Number of documents=153


#### Index the data in OpenSearch

In [17]:
for i in docs:
    # The text data of each chunk
    exampleContent = i.page_content
    # Generating the embeddings for each chunk of text data
    exampleInput = json.dumps({"inputText": exampleContent})
    exampleVectors = embeddings.embed_query(exampleInput)

    # setting the text data as the text variable, and generated vector to a vector variable
    text = exampleContent
    vectors = exampleVectors
    
    indexDocument = {VECTOR_FIELD: vectors,'text': text}
   
    response = aoss_client.index(
        index=INDEX_NAME,
        body=indexDocument,
        refresh=False
    )

#### Query OpenSearch

In [18]:
def query_docs(query: str, k: int = 3):
    """
    Convert the query into embedding and then find similar documents from AOSS
    """

    # embedding
    query_embedding = embeddings.embed_query(query)

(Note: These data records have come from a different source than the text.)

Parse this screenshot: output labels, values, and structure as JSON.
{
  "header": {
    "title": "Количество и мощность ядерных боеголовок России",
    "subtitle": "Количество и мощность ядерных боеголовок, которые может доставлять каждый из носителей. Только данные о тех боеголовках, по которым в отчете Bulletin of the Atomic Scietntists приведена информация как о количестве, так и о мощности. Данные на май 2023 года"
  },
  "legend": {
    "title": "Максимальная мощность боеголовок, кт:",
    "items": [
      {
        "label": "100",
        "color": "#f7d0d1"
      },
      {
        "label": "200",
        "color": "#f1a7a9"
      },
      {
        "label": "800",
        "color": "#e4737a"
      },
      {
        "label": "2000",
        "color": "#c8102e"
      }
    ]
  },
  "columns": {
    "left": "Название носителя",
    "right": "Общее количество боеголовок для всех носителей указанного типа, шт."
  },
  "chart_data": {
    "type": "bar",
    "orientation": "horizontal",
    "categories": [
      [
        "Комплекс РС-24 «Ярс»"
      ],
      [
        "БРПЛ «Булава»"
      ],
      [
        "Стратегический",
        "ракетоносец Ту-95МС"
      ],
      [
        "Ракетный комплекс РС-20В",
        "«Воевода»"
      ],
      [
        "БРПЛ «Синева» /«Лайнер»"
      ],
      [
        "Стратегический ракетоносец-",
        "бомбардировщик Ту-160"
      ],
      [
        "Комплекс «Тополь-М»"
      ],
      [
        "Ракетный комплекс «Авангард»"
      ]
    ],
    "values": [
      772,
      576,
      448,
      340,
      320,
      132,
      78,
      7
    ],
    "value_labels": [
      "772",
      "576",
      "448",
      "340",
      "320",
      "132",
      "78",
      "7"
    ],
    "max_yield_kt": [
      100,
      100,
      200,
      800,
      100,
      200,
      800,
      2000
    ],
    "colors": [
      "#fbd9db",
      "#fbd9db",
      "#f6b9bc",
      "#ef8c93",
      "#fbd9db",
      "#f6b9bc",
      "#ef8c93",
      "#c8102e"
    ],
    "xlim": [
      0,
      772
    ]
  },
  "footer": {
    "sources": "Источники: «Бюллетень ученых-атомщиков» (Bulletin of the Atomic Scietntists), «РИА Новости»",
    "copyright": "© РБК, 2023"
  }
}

    # query to lookup OpenSearch kNN vector. Can add any metadata fields based filtering
    # here as part of this query.
    query_qna = {
        "size": k,
        "query": {
            "knn": {
            "vectors": {
                "vector": query_embedding,
                "k": k
                }
            }
        }
    }

    # OpenSearch API call
    relevant_documents = aoss_client.search(
        body = query_qna,
        index = INDEX_NAME
    )
    return relevant_documents

In [19]:
def create_context_for_query(q: str) -> str:
    """
    Create a context out of the similar docs retrieved from the vector database
    by concatenating the text from the similar documents.
    """
    print(f"query -> {q}")
    aoss_response = query_docs(q)
    context = ""
    for r in aoss_response['hits']['hits']:
        s = r['_source']
        context += f"{s['text']}\n"
    return context

In [27]:
query = 'How can I check for imbalances in my model?'

context = create_context_for_query(query)

PROMPT_TEMPLATE = """

Human: Answer the question asked in the <question> tag based only on the context provided in <context> tags. Do not include any preamble in your answer.
<context>
{}
</context>

<question>
{}
</question>


Assistant:"""

prompt = PROMPT_TEMPLATE.format(context, query)

print(prompt)

query -> How can I check for imbalances in my model?
----------------
----------------
----------------


Human: Answer the question asked in the <question> tag based only on the context provided in <context> tags. Do not include any preamble in your answer.
<context>
﻿What is Amazon SageMaker?: How can I check for imbalances in my model?
Amazon SageMaker is a fully managed service to prepare data and build, train, and deploy machine learning (ML) models for any use case with fully managed infrastructure, tools, and workflows.: Amazon SageMaker Clarify helps improve model transparency by detecting statistical bias across the entire ML workflow. SageMaker Clarify checks for imbalances during data preparation, after training, and ongoing over time, and also includes tools to help explain ML models and their predictions. Findings can be shared through explainability reports.
﻿What is Amazon SageMaker?: What kind of bias does Amazon SageMaker Clarify detect?
Amazon SageMaker is a fully man

In [28]:
response = generation(prompt)

print(response)

 Amazon SageMaker Clarify helps improve model transparency by detecting statistical bias across the entire ML workflow. SageMaker Clarify checks for imbalances during data preparation, after training, and ongoing over time, and also includes tools to help explain ML models and their predictions. Findings can be shared through explainability reports.